June 29, 2026

‘CNMI expects $8.1M tax revenue’

The House of Representatives’ fiscal impact analysis shows that the CNMI could expect $8.1 million in tax revenue over a five-year period when a construction tax bill is enacted and implemented.

In total, there are 14 capital improvement projects and grant awards that are listed in the five-year plan with an expected $288,420,598 spending costs for these projects, said House fiscal analyst Thomas Rabago.

House Bill 23-74, House Draft 1, seeks to impose an additional 3% tax on the yearly gross revenue on construction activities in excess of $250,000.

By implementing the annual construction tax at 3%, it is projected to generate $761,287 in revenue during first year, Rabago said. The expected revenue in the second year is $1,625,523; third year, $4,221,308; fourth year, $1,192,892; and fifth year, $335,841, for total of $8,136,854, he added.

He based his analysis on the five-year projected plan provided by Finance Secretary Tracy B. Norita that depicts a listing of CIP and grant awards that also include the projected total of what those projects will cost to complete within the CNMI.

Rabago’s cost-benefit analysis was part of the House Ways and Means Committee report that recommended the passage of the legislation in the form of House draft 1.

The House adopted the committee report during a session on Monday. The bill, however, is on hold pending clarification in Section 102 that refers to non-refundable tax credit.

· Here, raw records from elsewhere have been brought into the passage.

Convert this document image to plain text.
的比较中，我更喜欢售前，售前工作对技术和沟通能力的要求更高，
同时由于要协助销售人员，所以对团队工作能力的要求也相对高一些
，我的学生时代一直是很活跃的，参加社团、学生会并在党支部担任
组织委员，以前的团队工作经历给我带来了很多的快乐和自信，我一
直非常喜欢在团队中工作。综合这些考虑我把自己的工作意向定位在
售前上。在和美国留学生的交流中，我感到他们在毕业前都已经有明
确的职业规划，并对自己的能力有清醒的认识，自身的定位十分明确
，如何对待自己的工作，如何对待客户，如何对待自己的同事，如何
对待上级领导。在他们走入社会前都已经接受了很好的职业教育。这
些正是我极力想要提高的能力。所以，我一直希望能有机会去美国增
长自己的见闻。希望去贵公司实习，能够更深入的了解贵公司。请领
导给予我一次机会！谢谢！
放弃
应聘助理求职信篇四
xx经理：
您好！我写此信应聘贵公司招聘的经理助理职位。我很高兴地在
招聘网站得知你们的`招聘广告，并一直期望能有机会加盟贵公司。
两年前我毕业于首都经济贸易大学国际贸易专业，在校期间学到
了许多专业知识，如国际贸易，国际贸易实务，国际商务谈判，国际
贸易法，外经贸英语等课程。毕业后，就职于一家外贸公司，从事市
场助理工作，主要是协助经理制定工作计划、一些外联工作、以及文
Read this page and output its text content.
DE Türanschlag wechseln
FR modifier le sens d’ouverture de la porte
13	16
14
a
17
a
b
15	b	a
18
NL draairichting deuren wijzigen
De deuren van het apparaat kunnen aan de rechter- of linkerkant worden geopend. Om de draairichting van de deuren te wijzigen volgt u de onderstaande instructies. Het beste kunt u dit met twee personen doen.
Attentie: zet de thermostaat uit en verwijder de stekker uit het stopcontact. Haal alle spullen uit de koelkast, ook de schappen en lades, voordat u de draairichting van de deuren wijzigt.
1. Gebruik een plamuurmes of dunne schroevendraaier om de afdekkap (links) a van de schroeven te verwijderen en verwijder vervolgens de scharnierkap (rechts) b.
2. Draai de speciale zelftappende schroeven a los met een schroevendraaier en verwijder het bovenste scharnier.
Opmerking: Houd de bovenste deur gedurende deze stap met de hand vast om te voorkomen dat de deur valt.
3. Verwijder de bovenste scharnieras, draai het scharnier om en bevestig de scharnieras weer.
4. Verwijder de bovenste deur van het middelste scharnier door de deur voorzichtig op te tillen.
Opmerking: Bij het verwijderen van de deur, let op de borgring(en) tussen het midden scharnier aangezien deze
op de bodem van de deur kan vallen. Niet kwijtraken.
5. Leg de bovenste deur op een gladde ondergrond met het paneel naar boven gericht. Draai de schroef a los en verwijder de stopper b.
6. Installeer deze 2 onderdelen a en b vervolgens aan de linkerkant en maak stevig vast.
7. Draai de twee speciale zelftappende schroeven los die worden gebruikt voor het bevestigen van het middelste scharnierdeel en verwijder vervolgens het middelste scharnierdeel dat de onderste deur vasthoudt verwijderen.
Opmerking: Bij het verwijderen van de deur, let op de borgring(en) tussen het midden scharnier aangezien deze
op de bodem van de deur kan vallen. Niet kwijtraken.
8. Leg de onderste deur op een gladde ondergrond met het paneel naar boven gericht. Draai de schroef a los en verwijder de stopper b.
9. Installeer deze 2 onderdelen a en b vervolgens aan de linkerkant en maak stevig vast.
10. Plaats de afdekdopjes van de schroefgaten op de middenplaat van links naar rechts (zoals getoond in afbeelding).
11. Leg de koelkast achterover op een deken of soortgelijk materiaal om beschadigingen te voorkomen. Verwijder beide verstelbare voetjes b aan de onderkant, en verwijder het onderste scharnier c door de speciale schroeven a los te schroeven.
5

The committee, chaired by Rep. Ralph N. Yumul (Ind-Saipan) agreed to delete from the proposed legislation a three-year sunset clause.

Yumul is also the principal author of the legislation.

According to the committee, the bill states that in addition to the taxes imposed by the Commonwealth Code (tax on gross revenue), a yearly tax of 3% shall be imposed on the gross revenue directly attributed to or derived from construction activities in excess of $250,000. Any revenue less than this sum shall not be assessed an additional tax.

The committee said the yearly gross revenue tax shall exclude construction activity gross revenue generated by or derived from residential housing construction activities that is intended primarily for living purposes.

For clarity, “residential housing” shall mean construction of individual homes and not apartments or similar activities.

In addition, revenues unrelated to construction activities are not subject to this tax.

The committee said revenues from construction activities for construction projects prior to the effective date of this legislation are exempt from the tax, except for change orders that occur after the effective date of this bill.

During the fiscal year 2024 budget conference committee deliberations, the conferees agreed to push forward with tax bills because there were no other sources of revenue that could address the government’s revenue shortfall except for tax hikes.

Several tax bills that garnered the conferees support included the tobacco tax increase, sugar sweetened beverage tax, container tax, betel nut tax, and the construction tax.

The conferees anticipated to pass most, if not all, of these tax hikes to address the shortfall in Medicaid and Group Health and Life Insurance and to prevent further reducing the work hours of government employees.

Yumul said licensed construction contractors are currently paying a tax rate between 2.5% and 5% as set forth in the Commonwealth Code.